No matter what you think of the United States’ Infrastructure Bill, it will undeniably improve our nation’s energy efficiency.

Modern as our nation is, many parts of our current grid are actually…get this…more than a century old!

Energy.gov even maintains that 70% of our utility lines and power transformers are more than 25 years old. And the average power plant is about 30 years old.

Think back to the technology you used in your daily life 25-30 years ago and compare it to what you use now.

The quality isn’t even close.

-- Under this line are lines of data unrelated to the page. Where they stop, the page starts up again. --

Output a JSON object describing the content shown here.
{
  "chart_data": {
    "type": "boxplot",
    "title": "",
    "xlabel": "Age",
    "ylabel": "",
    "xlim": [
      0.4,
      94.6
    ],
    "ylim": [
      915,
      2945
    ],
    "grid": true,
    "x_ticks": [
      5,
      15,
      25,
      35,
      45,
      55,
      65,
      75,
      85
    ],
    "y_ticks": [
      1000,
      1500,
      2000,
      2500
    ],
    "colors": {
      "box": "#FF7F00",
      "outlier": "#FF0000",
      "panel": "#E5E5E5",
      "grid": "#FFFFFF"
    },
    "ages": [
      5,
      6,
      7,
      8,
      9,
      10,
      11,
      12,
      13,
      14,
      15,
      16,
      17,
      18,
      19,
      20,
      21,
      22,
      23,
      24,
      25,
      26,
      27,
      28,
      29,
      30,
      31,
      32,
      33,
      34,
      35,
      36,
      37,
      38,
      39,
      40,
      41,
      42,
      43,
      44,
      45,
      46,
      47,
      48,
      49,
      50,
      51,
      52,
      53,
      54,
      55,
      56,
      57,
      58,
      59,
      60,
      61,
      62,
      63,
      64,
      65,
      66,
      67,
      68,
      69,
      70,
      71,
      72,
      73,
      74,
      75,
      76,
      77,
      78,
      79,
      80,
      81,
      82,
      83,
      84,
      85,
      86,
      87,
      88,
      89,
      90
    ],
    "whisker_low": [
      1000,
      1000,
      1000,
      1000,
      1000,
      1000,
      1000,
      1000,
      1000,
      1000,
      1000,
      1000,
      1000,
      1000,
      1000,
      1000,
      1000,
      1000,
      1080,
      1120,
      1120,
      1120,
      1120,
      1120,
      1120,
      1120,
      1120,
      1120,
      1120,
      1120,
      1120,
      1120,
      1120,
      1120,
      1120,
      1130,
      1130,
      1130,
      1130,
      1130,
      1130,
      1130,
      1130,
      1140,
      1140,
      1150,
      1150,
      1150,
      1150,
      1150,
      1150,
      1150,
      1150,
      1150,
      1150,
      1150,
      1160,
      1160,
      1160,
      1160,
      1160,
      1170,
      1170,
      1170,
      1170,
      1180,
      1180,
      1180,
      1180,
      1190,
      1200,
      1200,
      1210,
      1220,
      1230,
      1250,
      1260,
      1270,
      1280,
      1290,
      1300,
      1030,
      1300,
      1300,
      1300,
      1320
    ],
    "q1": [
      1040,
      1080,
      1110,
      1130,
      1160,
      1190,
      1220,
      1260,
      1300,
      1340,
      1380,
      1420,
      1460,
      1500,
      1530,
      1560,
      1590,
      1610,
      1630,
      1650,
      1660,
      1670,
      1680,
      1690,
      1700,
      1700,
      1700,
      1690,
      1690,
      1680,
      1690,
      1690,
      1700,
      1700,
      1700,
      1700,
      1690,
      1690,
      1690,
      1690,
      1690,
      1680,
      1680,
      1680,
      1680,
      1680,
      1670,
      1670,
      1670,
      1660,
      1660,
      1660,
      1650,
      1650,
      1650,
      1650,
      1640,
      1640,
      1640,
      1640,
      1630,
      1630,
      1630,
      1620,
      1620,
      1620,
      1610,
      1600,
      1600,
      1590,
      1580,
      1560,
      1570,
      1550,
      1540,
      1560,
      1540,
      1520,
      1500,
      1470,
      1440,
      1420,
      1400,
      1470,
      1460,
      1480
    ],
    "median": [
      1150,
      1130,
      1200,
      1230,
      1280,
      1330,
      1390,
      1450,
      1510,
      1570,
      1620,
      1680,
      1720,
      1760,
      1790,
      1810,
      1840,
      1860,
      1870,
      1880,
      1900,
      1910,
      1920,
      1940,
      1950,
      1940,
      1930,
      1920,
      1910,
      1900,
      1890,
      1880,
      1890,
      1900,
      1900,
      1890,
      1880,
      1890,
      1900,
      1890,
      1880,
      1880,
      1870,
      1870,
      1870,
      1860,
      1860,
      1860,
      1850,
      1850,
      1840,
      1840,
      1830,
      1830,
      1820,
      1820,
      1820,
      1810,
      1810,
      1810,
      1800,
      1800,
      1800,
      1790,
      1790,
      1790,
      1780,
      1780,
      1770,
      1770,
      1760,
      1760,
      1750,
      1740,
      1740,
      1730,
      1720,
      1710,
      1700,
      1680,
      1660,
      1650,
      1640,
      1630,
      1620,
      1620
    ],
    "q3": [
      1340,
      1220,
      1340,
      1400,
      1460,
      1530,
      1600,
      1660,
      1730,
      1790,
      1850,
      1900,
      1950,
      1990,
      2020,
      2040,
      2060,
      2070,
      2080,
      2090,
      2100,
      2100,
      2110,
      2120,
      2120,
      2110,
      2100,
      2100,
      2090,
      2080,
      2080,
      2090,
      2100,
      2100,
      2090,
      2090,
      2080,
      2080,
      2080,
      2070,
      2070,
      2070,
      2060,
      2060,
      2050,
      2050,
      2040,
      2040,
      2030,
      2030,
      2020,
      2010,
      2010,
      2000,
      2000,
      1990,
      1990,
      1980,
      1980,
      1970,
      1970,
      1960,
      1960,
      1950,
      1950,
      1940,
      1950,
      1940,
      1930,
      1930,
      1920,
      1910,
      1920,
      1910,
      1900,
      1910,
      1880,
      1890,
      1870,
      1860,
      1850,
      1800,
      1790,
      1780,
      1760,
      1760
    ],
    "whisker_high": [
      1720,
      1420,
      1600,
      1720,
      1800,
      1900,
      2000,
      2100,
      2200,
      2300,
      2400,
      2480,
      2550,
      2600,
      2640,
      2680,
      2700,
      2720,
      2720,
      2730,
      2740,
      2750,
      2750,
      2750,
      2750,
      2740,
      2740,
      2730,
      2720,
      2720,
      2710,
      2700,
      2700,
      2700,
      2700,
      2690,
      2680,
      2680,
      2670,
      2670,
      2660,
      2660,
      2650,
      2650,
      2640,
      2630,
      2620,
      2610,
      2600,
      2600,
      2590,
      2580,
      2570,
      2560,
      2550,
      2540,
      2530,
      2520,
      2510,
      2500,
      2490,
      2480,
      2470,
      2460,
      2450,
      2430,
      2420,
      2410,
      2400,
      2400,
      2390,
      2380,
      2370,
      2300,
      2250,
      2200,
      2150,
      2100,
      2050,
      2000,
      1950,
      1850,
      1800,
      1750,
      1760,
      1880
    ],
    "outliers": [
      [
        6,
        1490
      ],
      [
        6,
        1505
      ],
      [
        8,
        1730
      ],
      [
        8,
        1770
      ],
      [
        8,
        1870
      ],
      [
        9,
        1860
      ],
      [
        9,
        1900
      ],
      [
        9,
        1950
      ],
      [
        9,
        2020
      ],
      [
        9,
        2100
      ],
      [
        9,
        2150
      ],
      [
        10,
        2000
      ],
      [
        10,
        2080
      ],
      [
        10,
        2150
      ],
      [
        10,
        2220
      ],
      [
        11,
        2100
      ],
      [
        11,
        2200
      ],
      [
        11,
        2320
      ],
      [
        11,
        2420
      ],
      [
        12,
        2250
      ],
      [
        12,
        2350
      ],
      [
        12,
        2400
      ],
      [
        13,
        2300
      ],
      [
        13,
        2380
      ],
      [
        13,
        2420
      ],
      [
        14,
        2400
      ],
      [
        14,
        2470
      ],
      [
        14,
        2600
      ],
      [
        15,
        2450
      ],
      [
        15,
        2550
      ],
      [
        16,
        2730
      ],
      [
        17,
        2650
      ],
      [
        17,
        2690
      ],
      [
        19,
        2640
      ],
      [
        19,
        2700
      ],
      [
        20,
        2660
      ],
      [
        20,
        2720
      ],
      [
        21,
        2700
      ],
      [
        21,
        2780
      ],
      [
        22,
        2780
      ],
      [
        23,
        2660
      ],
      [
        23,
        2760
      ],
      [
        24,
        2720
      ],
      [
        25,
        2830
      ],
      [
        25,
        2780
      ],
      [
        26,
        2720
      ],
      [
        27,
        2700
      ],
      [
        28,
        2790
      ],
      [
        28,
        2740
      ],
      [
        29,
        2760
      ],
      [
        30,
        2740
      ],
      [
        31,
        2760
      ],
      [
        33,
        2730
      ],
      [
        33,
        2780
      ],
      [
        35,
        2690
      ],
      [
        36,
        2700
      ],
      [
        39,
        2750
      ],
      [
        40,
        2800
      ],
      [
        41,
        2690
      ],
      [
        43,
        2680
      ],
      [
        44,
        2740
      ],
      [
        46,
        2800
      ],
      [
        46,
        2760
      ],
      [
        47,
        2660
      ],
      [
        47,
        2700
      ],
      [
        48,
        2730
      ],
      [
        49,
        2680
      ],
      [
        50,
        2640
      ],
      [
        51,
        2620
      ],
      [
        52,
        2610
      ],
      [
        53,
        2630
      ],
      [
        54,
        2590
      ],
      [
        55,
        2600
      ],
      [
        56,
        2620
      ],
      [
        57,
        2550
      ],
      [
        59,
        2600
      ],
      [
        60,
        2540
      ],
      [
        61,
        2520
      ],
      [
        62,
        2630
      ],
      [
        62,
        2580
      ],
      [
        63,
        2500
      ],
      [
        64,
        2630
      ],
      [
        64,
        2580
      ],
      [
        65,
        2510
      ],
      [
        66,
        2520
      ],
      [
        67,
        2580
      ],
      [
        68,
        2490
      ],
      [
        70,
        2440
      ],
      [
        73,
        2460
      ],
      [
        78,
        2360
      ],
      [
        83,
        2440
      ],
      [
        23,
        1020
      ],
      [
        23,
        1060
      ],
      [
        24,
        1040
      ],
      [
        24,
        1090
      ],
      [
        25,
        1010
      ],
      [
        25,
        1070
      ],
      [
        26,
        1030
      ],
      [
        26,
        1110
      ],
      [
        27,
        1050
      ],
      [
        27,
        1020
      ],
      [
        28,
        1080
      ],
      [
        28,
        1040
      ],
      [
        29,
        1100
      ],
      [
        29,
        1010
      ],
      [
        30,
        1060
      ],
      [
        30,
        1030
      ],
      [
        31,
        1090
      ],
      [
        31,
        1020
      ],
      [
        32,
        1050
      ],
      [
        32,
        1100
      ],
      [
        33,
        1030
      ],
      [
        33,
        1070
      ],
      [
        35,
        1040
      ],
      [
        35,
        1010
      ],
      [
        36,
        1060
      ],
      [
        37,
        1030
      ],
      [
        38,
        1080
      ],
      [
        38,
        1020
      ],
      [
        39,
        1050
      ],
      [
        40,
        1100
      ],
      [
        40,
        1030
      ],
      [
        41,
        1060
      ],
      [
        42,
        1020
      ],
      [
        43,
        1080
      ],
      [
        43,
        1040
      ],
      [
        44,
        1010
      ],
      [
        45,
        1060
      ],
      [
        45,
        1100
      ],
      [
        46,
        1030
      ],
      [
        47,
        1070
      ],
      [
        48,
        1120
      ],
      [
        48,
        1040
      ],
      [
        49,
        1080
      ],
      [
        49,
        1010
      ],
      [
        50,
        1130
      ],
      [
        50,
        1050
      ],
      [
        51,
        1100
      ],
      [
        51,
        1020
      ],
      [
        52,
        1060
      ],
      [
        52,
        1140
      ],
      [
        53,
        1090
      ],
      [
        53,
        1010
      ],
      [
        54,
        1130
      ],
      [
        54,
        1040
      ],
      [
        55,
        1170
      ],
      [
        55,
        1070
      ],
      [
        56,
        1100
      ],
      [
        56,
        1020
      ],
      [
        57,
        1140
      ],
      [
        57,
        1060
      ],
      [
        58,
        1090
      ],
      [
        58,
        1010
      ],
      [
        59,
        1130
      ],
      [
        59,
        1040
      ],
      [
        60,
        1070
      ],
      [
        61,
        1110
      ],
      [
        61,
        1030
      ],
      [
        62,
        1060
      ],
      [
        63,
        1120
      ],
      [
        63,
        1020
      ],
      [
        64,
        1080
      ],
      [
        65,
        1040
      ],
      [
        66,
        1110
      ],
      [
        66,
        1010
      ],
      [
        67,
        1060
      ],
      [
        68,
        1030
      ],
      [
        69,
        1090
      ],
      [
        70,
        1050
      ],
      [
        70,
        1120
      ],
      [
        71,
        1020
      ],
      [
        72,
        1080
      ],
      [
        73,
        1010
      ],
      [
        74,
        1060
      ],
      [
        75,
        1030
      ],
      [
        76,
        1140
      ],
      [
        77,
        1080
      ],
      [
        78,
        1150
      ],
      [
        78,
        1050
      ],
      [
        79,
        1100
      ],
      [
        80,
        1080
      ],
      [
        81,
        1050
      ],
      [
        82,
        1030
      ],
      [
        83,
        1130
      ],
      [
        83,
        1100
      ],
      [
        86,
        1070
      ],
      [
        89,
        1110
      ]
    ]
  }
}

And the technology barely even resembles what it used to.

For the world’s greatest, and possibly only, superpower, that seems a bit strange, doesn’t it?

The Active Efficiency Collaborative believes that upgrading technologies and using an “Active Efficiency” approach could cut US energy consumption by 50% or more by 2050.

Check out a few of these examples to see how the Infrastructure Bill reduces our energy consumption:

1. Integration of Distributed Energy Resources

“Distributed energy resources” refers to energy harvested and stored by consumers (rather than public or private utilities).

So, for example, this would be a neighborhood in California powered by a local solar collector.

During everyday usage, the local community would rely on this solar collector as much as possible (rather than the public grid).

This cuts down on transmission losses and improves sustainability.

Other examples of distributed energy resources that will be integrated with the bill include electric vehicles, digital energy devices, and battery storage, among others.

2. Improved Electricity Supply

These distributed energy resources could make a profound impact on the grid’s efficiency overall.

For example, an electric car that charges overnight could have its excess energy sent back to the grid.

Plus, people who provide this energy to the grid would be financially compensated for doing so.

The grid currently isn’t ready for this. But the Infrastructure Bill will help it get there.

3. Saving Energy When Needed

“Demand response” describes using energy when it is abundant and saving energy when the supply runs low.

Take for example wind turbines. They can only generate electricity when it’s windy. If there’s no wind, or little of it, the amount of energy they supply goes way down.

And that would affect the grid’s supply as a whole.

The Infrastructure Bill helps state regulators set electric rates that encourage usage when the supply is high and discourage energy usage when the supply runs low.

Politics aside, some of the goals the Infrastructure Bill aspires to accomplish aren’t all that bad.

So watch for these changes in 2022 and beyond!